Ik zie dus geen haalbaar economisch alternatief. Moeten we ons zorgen maken? Wel, misschien niet. Naar mijn mening heeft de wielersport een volledig uniek model ontwikkeld, een ecosysteem waarin de enorme kosten van het organiseren van evenementen worden gedekt door een vrij complexe combinatie van sponsors, overheden en beperkte televisierechten. Zowel de sponsors als de overheden hebben baat bij de verslaggeving van de evenementen op televisie, online of in gedrukte vorm. En de enorme kosten van lopende teams worden eveneens gedekt door een even complexe combinatie van sponsors, fabrikanten, overheden, rijke weldoeners en anderen die ook profiteren van de publiciteit van de wielersport.
Zoals de zeer ervaren John Lelangue, general manager van Lotto-Soudal, onlangs zei: “Wielrennen heeft meer dan 50 jaar overleefd op de manier waarop het vandaag de dag overleeft.

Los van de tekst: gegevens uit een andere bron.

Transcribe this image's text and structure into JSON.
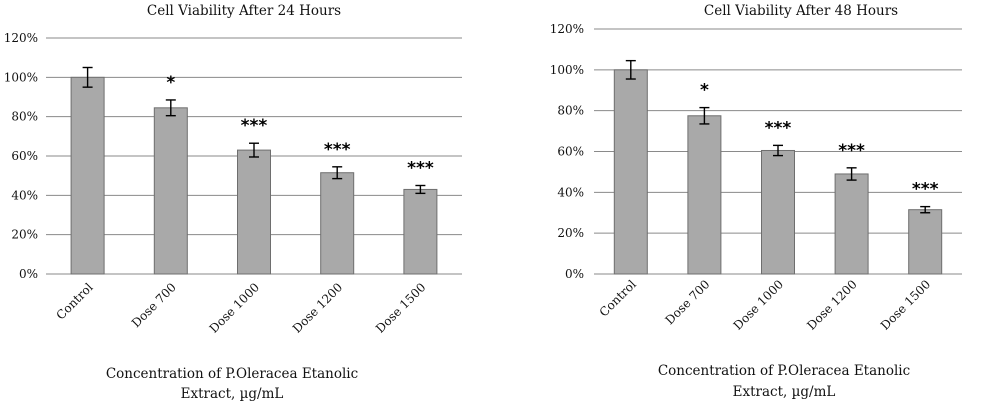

Er zijn niet minder renners of minder sponsors dan in de jaren ’90 of ‘2000. Waarom een model dat perfect werkt ter discussie stellen? Misschien is het wielermodel niet perfect, maar het is in de loop der jaren zeker geëvolueerd en ontwikkeld tot iets dat, in een complexe wereld, dicht bij een duurzaam economisch model ligt.
En hoewel wij fans een van die renners, producten, overheden of organisaties die voor de show betalen kunnen goedkeuren, afkeuren of negeren, is het de show waar we van houden en waar we altijd van zullen blijven houden. En het feit dat we er niet echt veel voor betalen, maakt het nog beter. Onthoud dat oude spreekwoord “Wees voorzichtig met wat je wenst voor……”.
Met TJVsupporters proberen wij dat teamgevoel dus wel te vergroten… en dat lukt best aardig en zijn wij ook trots op. Niet dat het meteen helpt de inkomsten van de ploeg te vergroten en we hebben ook niet altijd de indruk dat dit wordt omarmt. Maar het is een eerste stapje.
Als toevoeging is het niet onbelangrijk te vermelden dat veel organisatoren nog indirecte inkomsten genereren door het promoten van toerisme. Het is niet voor niets dat bijvoorbeeld Frankrijk een enorm populaire vakantie bestemming is. Hotels, horeca, plaatselijke middenstand profiteren allemaal indirect van de wielersport. Alleen lastig om dit in harde munt uit te drukken.